I only need one word to describe Ready Player One: overkill. Seriously. This novel is like the Treme of 80s references: it’s basically a list of all of the Things about the Eighties Ernest Cline could come up with. It’s also juvenile: In the past, I’ve said that several YA books should be put in the Adult section (most notably the Hunger Games trilogy). Ready Player One is just the opposite: it’s a kid’s book. The only problem is that kids wouldn’t understand any of the 80s references.
Ready Player One is set in 2045, after we’ve used up most of our fossil fuel, and the world is a pretty miserable place. The protagonist, Wade, lives in the stacks, a literal pile of trailers. He spends most of his time playing a game that’s a mix between Second Life and Warcraft, called OASIS, as does everyone else in the world. The creator of OASIS, a very wealthy man, has just died. He didn’t have any heirs, so he created a contest within the game for his company and his money. It’s an easter egg hidden behind three gates that have to be opened with three keys within the game. Obviously, everyone wants to win, and there are thousands of players after that key. They call themselves gunters. There’s also a huge corporation, IOI, after the prize, but they want to take over OASIS for monetary gain. And they’re evil. Anyway, five years pass after the game begins, and lots of gunters have begun to lose interest, thinking that the easter egg is too well hidden for anyone to find. Then Wade finds the first key, and the race begins to find the egg. There’s also a stupid love story subplot.
The general plot is good: it’s the details that annoy me. Halliday, the creator of Oasis, was obsessed with the 1980s, and to understand the clues to where the keys are hidden, one would have to know everything about Halliday. And it’s all 80s references. If it’s pop culture, and it happened in the 80s, Cline worked it in somewhere. It just doesn’t end. At one point early in the novel, Wade has to supply the dialogue for all of the movie WarGames, and we hear too much of it. Later, he has to survive an entire videogame. We hear too much about that, too. By the time I was halfway through the novel, I was downright angry.

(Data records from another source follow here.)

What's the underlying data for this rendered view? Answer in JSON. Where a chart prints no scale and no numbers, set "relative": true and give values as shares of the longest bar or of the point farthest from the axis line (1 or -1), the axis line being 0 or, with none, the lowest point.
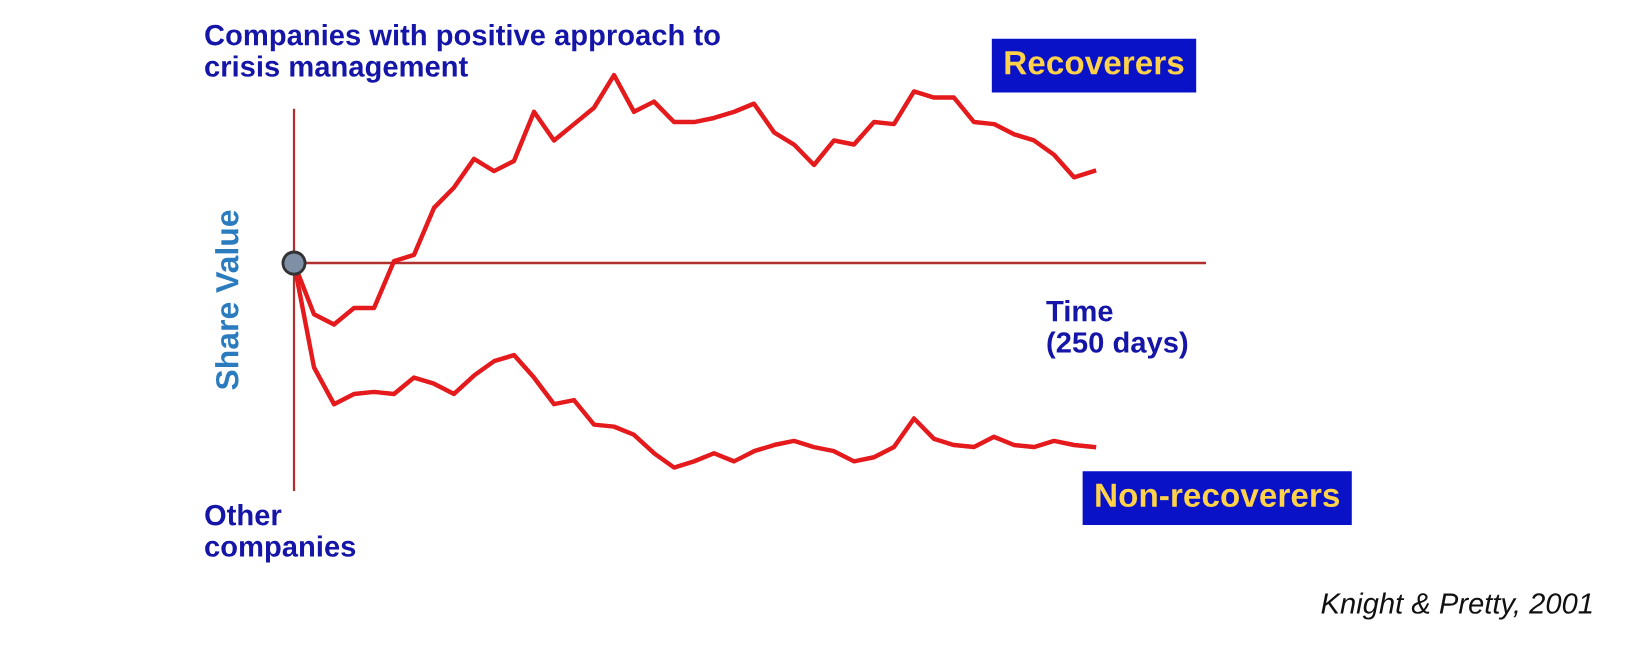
{
  "chart_data": {
    "type": "line",
    "relative": true,
    "ref_lines": [
      {
        "axis": "y",
        "value": 0,
        "color": "#b03030",
        "line_style": "solid"
      }
    ],
    "title": "Companies with positive approach to\ncrisis management",
    "xlabel": "Time\n(250 days)",
    "ylabel": "Share Value",
    "annotations": [
      "Other\ncompanies",
      "Knight & Pretty, 2001"
    ],
    "categories": [
      null,
      null,
      null,
      null,
      null,
      null,
      null,
      null,
      null,
      null,
      null,
      null,
      null,
      null,
      null,
      null,
      null,
      null,
      null,
      null,
      null,
      null,
      null,
      null,
      null,
      null,
      null,
      null,
      null,
      null,
      null,
      null,
      null,
      null,
      null,
      null,
      null,
      null,
      null,
      null,
      null
    ],
    "series": [
      {
        "name": "Recoverers",
        "color": "#e41a1c",
        "values": [
          0,
          -0.25,
          -0.3,
          -0.22,
          -0.22,
          0.01,
          0.04,
          0.27,
          0.37,
          0.51,
          0.45,
          0.5,
          0.74,
          0.6,
          0.68,
          0.76,
          0.92,
          0.74,
          0.79,
          0.69,
          0.69,
          0.71,
          0.74,
          0.78,
          0.64,
          0.58,
          0.48,
          0.6,
          0.58,
          0.69,
          0.68,
          0.84,
          0.81,
          0.81,
          0.69,
          0.68,
          0.63,
          0.6,
          0.53,
          0.42,
          0.45
        ]
      },
      {
        "name": "Non-recoverers",
        "color": "#e41a1c",
        "values": [
          0,
          -0.51,
          -0.69,
          -0.64,
          -0.63,
          -0.64,
          -0.56,
          -0.59,
          -0.64,
          -0.55,
          -0.48,
          -0.45,
          -0.56,
          -0.69,
          -0.67,
          -0.79,
          -0.8,
          -0.84,
          -0.93,
          -1,
          -0.97,
          -0.93,
          -0.97,
          -0.92,
          -0.89,
          -0.87,
          -0.9,
          -0.92,
          -0.97,
          -0.95,
          -0.9,
          -0.76,
          -0.86,
          -0.89,
          -0.9,
          -0.85,
          -0.89,
          -0.9,
          -0.87,
          -0.89,
          -0.9
        ]
      }
    ]
  }
}
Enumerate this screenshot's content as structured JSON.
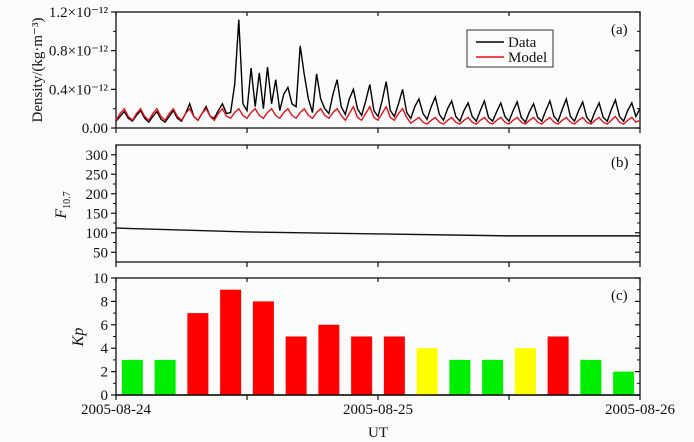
{
  "chart_data": [
    {
      "panel": "(a)",
      "type": "line",
      "ylabel": "Density/(kg·m⁻³)",
      "ylim": [
        0,
        1.2
      ],
      "ytick_labels": [
        "0.00",
        "0.4×10⁻¹²",
        "0.8×10⁻¹²",
        "1.2×10⁻¹²"
      ],
      "yticks": [
        0,
        0.4,
        0.8,
        1.2
      ],
      "x_unit": "hours since 2005-08-24 00:00 UT",
      "x_step_hours": 0.375,
      "legend": {
        "placement": "top-right",
        "entries": [
          "Data",
          "Model"
        ]
      },
      "series": [
        {
          "name": "Data",
          "color": "#000000",
          "values": [
            0.07,
            0.12,
            0.17,
            0.1,
            0.07,
            0.13,
            0.18,
            0.1,
            0.06,
            0.12,
            0.17,
            0.09,
            0.06,
            0.12,
            0.18,
            0.1,
            0.07,
            0.15,
            0.25,
            0.12,
            0.08,
            0.15,
            0.22,
            0.12,
            0.1,
            0.18,
            0.25,
            0.15,
            0.16,
            0.45,
            1.12,
            0.25,
            0.18,
            0.62,
            0.22,
            0.57,
            0.2,
            0.63,
            0.25,
            0.5,
            0.18,
            0.35,
            0.42,
            0.25,
            0.22,
            0.85,
            0.55,
            0.3,
            0.16,
            0.56,
            0.3,
            0.2,
            0.15,
            0.35,
            0.5,
            0.22,
            0.14,
            0.3,
            0.4,
            0.2,
            0.13,
            0.28,
            0.45,
            0.18,
            0.12,
            0.28,
            0.48,
            0.18,
            0.12,
            0.25,
            0.4,
            0.16,
            0.1,
            0.22,
            0.3,
            0.15,
            0.09,
            0.22,
            0.32,
            0.14,
            0.08,
            0.2,
            0.28,
            0.12,
            0.07,
            0.18,
            0.26,
            0.12,
            0.07,
            0.18,
            0.28,
            0.11,
            0.07,
            0.17,
            0.26,
            0.12,
            0.07,
            0.18,
            0.27,
            0.11,
            0.06,
            0.17,
            0.25,
            0.11,
            0.07,
            0.18,
            0.28,
            0.12,
            0.07,
            0.19,
            0.3,
            0.12,
            0.07,
            0.18,
            0.27,
            0.11,
            0.06,
            0.17,
            0.26,
            0.11,
            0.07,
            0.19,
            0.29,
            0.12,
            0.07,
            0.18,
            0.26,
            0.12,
            0.2
          ]
        },
        {
          "name": "Model",
          "color": "#e8101a",
          "values": [
            0.08,
            0.15,
            0.2,
            0.12,
            0.08,
            0.15,
            0.2,
            0.12,
            0.08,
            0.15,
            0.2,
            0.12,
            0.08,
            0.15,
            0.2,
            0.12,
            0.08,
            0.15,
            0.2,
            0.12,
            0.08,
            0.15,
            0.2,
            0.12,
            0.08,
            0.15,
            0.2,
            0.12,
            0.1,
            0.16,
            0.2,
            0.13,
            0.1,
            0.16,
            0.2,
            0.13,
            0.1,
            0.16,
            0.2,
            0.13,
            0.1,
            0.16,
            0.2,
            0.13,
            0.1,
            0.16,
            0.2,
            0.13,
            0.1,
            0.16,
            0.2,
            0.13,
            0.1,
            0.16,
            0.2,
            0.13,
            0.08,
            0.15,
            0.22,
            0.11,
            0.08,
            0.15,
            0.22,
            0.11,
            0.08,
            0.15,
            0.22,
            0.11,
            0.08,
            0.15,
            0.2,
            0.11,
            0.05,
            0.08,
            0.11,
            0.06,
            0.04,
            0.08,
            0.11,
            0.06,
            0.04,
            0.08,
            0.11,
            0.06,
            0.04,
            0.08,
            0.11,
            0.06,
            0.04,
            0.08,
            0.11,
            0.06,
            0.04,
            0.08,
            0.11,
            0.06,
            0.04,
            0.08,
            0.11,
            0.06,
            0.04,
            0.08,
            0.11,
            0.06,
            0.04,
            0.08,
            0.11,
            0.06,
            0.04,
            0.08,
            0.11,
            0.06,
            0.04,
            0.08,
            0.11,
            0.06,
            0.04,
            0.08,
            0.11,
            0.06,
            0.04,
            0.08,
            0.12,
            0.06,
            0.04,
            0.08,
            0.11,
            0.06,
            0.08
          ]
        }
      ]
    },
    {
      "panel": "(b)",
      "type": "line",
      "ylabel": "F",
      "ylabel_sub": "10.7",
      "ylim": [
        25,
        325
      ],
      "yticks": [
        50,
        100,
        150,
        200,
        250,
        300
      ],
      "ytick_labels": [
        "50",
        "100",
        "150",
        "200",
        "250",
        "300"
      ],
      "x_hours": [
        0,
        12,
        24,
        36,
        48
      ],
      "values": [
        112,
        102,
        97,
        92,
        92
      ]
    },
    {
      "panel": "(c)",
      "type": "bar",
      "ylabel": "Kp",
      "ylim": [
        0,
        10
      ],
      "yticks": [
        0,
        2,
        4,
        6,
        8,
        10
      ],
      "ytick_labels": [
        "0",
        "2",
        "4",
        "6",
        "8",
        "10"
      ],
      "bar_interval_hours": 3,
      "values": [
        3,
        3,
        7,
        9,
        8,
        5,
        6,
        5,
        5,
        4,
        3,
        3,
        4,
        5,
        3,
        2
      ],
      "colors": {
        "low": "#00ee00",
        "moderate": "#ffff00",
        "high": "#ff0000"
      }
    }
  ],
  "xaxis": {
    "label": "UT",
    "xlim_hours": [
      0,
      48
    ],
    "tick_labels": [
      "2005-08-24",
      "2005-08-25",
      "2005-08-26"
    ]
  }
}
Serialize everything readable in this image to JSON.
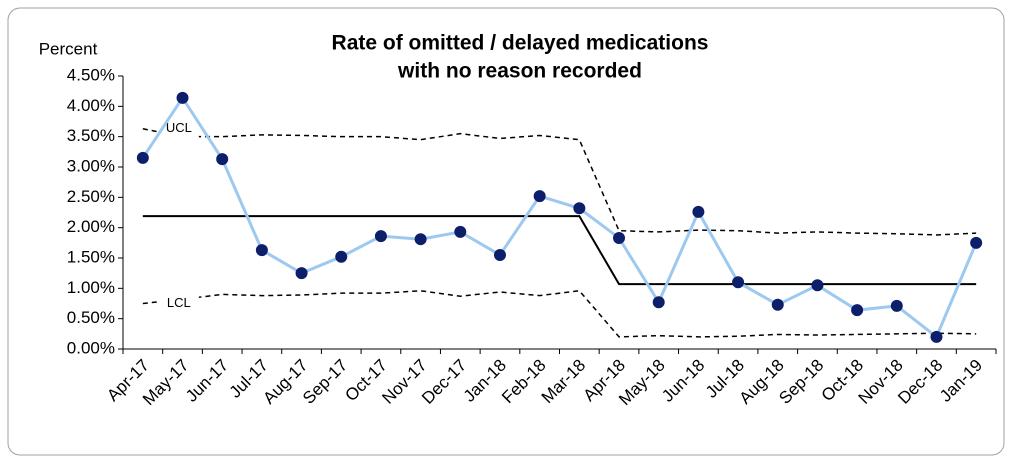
{
  "chart_data": {
    "type": "line",
    "title": [
      "Rate of omitted / delayed medications",
      "with no reason recorded"
    ],
    "y_label": "Percent",
    "categories": [
      "Apr-17",
      "May-17",
      "Jun-17",
      "Jul-17",
      "Aug-17",
      "Sep-17",
      "Oct-17",
      "Nov-17",
      "Dec-17",
      "Jan-18",
      "Feb-18",
      "Mar-18",
      "Apr-18",
      "May-18",
      "Jun-18",
      "Jul-18",
      "Aug-18",
      "Sep-18",
      "Oct-18",
      "Nov-18",
      "Dec-18",
      "Jan-19"
    ],
    "ylim": [
      0,
      4.5
    ],
    "yticks": [
      {
        "value": 0,
        "label": "0.00%"
      },
      {
        "value": 0.5,
        "label": "0.50%"
      },
      {
        "value": 1,
        "label": "1.00%"
      },
      {
        "value": 1.5,
        "label": "1.50%"
      },
      {
        "value": 2,
        "label": "2.00%"
      },
      {
        "value": 2.5,
        "label": "2.50%"
      },
      {
        "value": 3,
        "label": "3.00%"
      },
      {
        "value": 3.5,
        "label": "3.50%"
      },
      {
        "value": 4,
        "label": "4.00%"
      },
      {
        "value": 4.5,
        "label": "4.50%"
      }
    ],
    "series": [
      {
        "color": "#000000",
        "dash": false,
        "markers": false,
        "values": [
          2.19,
          2.19,
          2.19,
          2.19,
          2.19,
          2.19,
          2.19,
          2.19,
          2.19,
          2.19,
          2.19,
          2.19,
          1.07,
          1.07,
          1.07,
          1.07,
          1.07,
          1.07,
          1.07,
          1.07,
          1.07,
          1.07
        ]
      },
      {
        "name": "UCL",
        "color": "#000000",
        "dash": true,
        "markers": false,
        "values": [
          3.63,
          3.5,
          3.5,
          3.53,
          3.52,
          3.5,
          3.5,
          3.45,
          3.55,
          3.47,
          3.52,
          3.45,
          1.95,
          1.93,
          1.96,
          1.95,
          1.91,
          1.93,
          1.91,
          1.9,
          1.88,
          1.91
        ]
      },
      {
        "name": "LCL",
        "color": "#000000",
        "dash": true,
        "markers": false,
        "values": [
          0.75,
          0.82,
          0.9,
          0.88,
          0.89,
          0.92,
          0.92,
          0.96,
          0.87,
          0.94,
          0.88,
          0.96,
          0.2,
          0.22,
          0.2,
          0.21,
          0.24,
          0.23,
          0.24,
          0.25,
          0.26,
          0.25
        ]
      },
      {
        "color": "#9dc8f0",
        "marker_color": "#0d1f6b",
        "dash": false,
        "markers": true,
        "values": [
          3.15,
          4.14,
          3.13,
          1.63,
          1.25,
          1.52,
          1.86,
          1.81,
          1.93,
          1.55,
          2.52,
          2.32,
          1.83,
          0.77,
          2.26,
          1.1,
          0.73,
          1.05,
          0.64,
          0.71,
          0.2,
          1.75
        ]
      }
    ]
  }
}
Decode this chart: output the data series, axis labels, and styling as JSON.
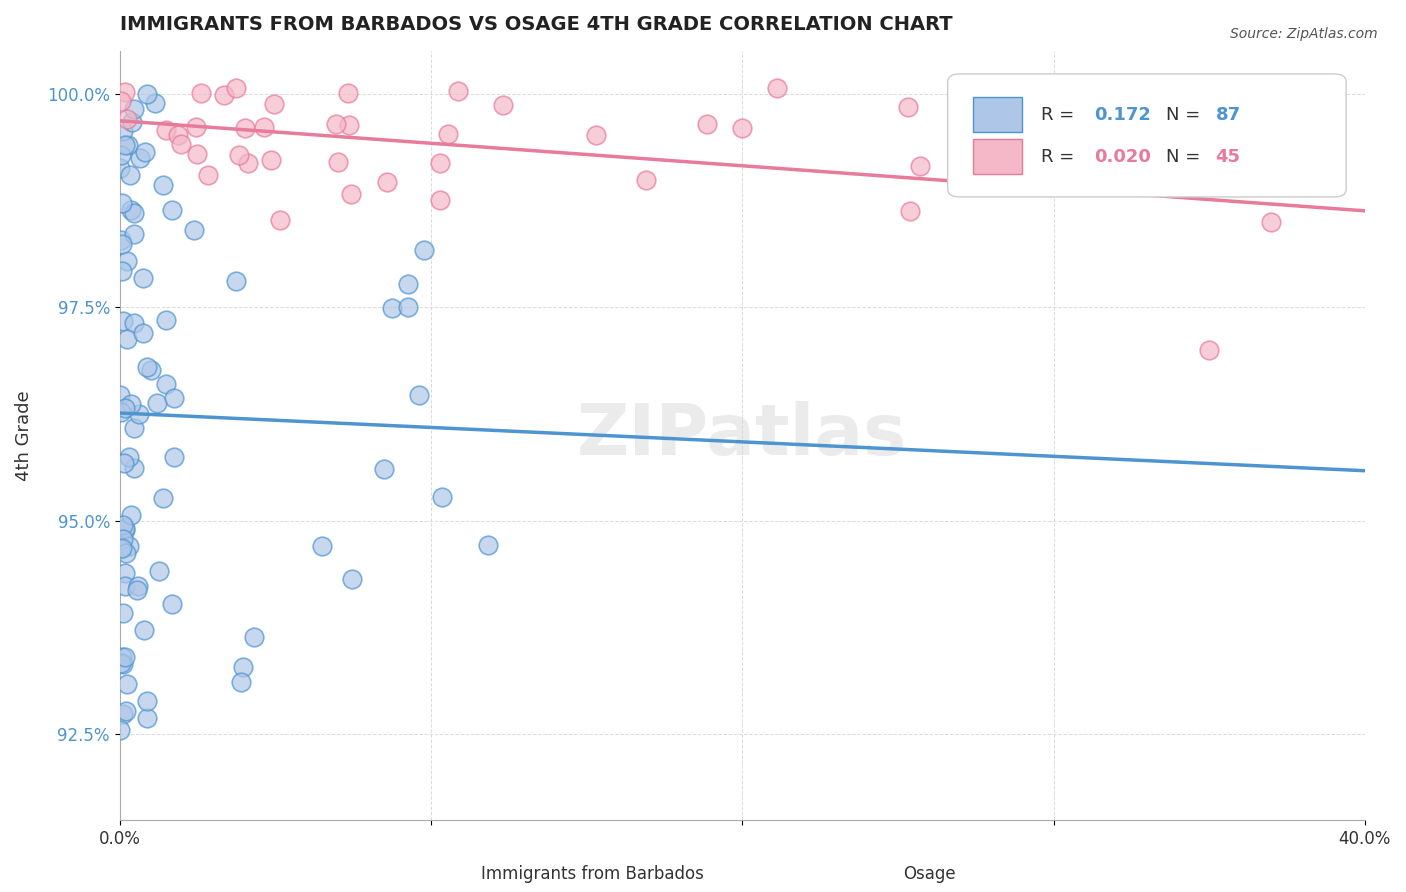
{
  "title": "IMMIGRANTS FROM BARBADOS VS OSAGE 4TH GRADE CORRELATION CHART",
  "source_text": "Source: ZipAtlas.com",
  "xlabel": "",
  "ylabel": "4th Grade",
  "xmin": 0.0,
  "xmax": 0.4,
  "ymin": 0.915,
  "ymax": 1.005,
  "yticks": [
    0.925,
    0.95,
    0.975,
    1.0
  ],
  "ytick_labels": [
    "92.5%",
    "95.0%",
    "97.5%",
    "100.0%"
  ],
  "xticks": [
    0.0,
    0.1,
    0.2,
    0.3,
    0.4
  ],
  "xtick_labels": [
    "0.0%",
    "",
    "",
    "",
    "40.0%"
  ],
  "legend_entries": [
    {
      "label": "R =  0.172   N = 87",
      "color": "#aec6e8"
    },
    {
      "label": "R =  0.020   N = 45",
      "color": "#f4b8c8"
    }
  ],
  "blue_color": "#4d94d0",
  "pink_color": "#e87a9a",
  "blue_scatter_color": "#aec6e8",
  "pink_scatter_color": "#f4b8c8",
  "watermark": "ZIPatlas",
  "blue_R": 0.172,
  "blue_N": 87,
  "pink_R": 0.02,
  "pink_N": 45,
  "blue_seed": 42,
  "pink_seed": 99,
  "figsize": [
    14.06,
    8.92
  ],
  "dpi": 100,
  "grid_color": "#cccccc",
  "background_color": "#ffffff"
}
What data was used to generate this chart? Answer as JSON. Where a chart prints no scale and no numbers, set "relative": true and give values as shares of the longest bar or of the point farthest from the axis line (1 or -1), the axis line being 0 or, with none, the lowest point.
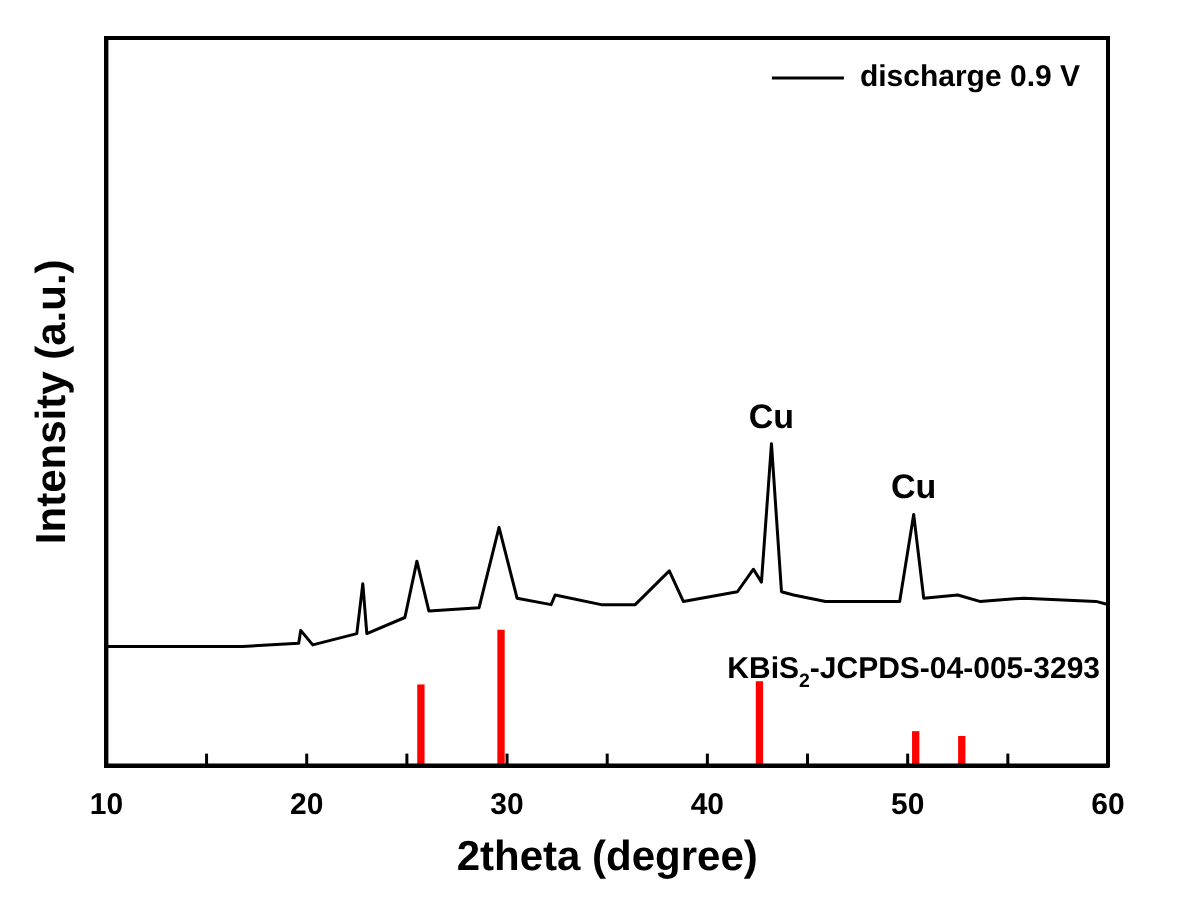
{
  "chart_data": {
    "type": "line",
    "xlabel": "2theta (degree)",
    "ylabel": "Intensity (a.u.)",
    "relative": true,
    "xlim": [
      10,
      60
    ],
    "xticks": [
      10,
      {
        "value": 15,
        "label": null
      },
      20,
      {
        "value": 25,
        "label": null
      },
      30,
      {
        "value": 35,
        "label": null
      },
      40,
      {
        "value": 45,
        "label": null
      },
      50,
      {
        "value": 55,
        "label": null
      },
      60
    ],
    "legend": "top right",
    "grid": false,
    "annotations": [
      {
        "text": "Cu",
        "x": 43.2,
        "y": 1.0
      },
      {
        "text": "Cu",
        "x": 50.3,
        "y": 0.78
      }
    ],
    "series": [
      {
        "name": "discharge 0.9 V",
        "color": "#000000",
        "x": [
          10,
          16.8,
          19.6,
          19.7,
          20.3,
          22.5,
          22.8,
          23.0,
          24.9,
          25.5,
          26.1,
          28.6,
          29.6,
          30.5,
          32.2,
          32.4,
          34.7,
          36.4,
          38.1,
          38.8,
          41.5,
          42.3,
          42.7,
          43.2,
          43.7,
          44.3,
          45.9,
          49.6,
          50.3,
          50.8,
          52.5,
          53.6,
          55.8,
          59.4,
          60
        ],
        "values": [
          0.37,
          0.37,
          0.38,
          0.42,
          0.375,
          0.41,
          0.565,
          0.41,
          0.46,
          0.635,
          0.48,
          0.49,
          0.74,
          0.52,
          0.5,
          0.53,
          0.5,
          0.5,
          0.605,
          0.51,
          0.54,
          0.61,
          0.57,
          1.0,
          0.54,
          0.53,
          0.51,
          0.51,
          0.78,
          0.52,
          0.53,
          0.51,
          0.52,
          0.51,
          0.5
        ]
      },
      {
        "name": "KBiS$_{2}$-JCPDS-04-005-3293",
        "type": "bar",
        "color": "#ff0000",
        "x": [
          25.7,
          29.7,
          42.6,
          50.4,
          52.7
        ],
        "values": [
          0.25,
          0.42,
          0.26,
          0.105,
          0.09
        ]
      }
    ]
  }
}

It also didn’t help that Ready Player One invaded my dreams. I hate it when novels do that, even if they’re really good. I spent one night in a sort of twilight state calculating how to get those keys, and the next night, last night, I could hardly sleep at all. What I learned from this experience: no scifi novels at bedtime. Not that I read many scifi novels, anyway.
Other than the 80s overload, Ready Player One is a decent novel – if you like pop fiction (I don’t) and if you really like the 1980s. I still think it belongs in the YA section.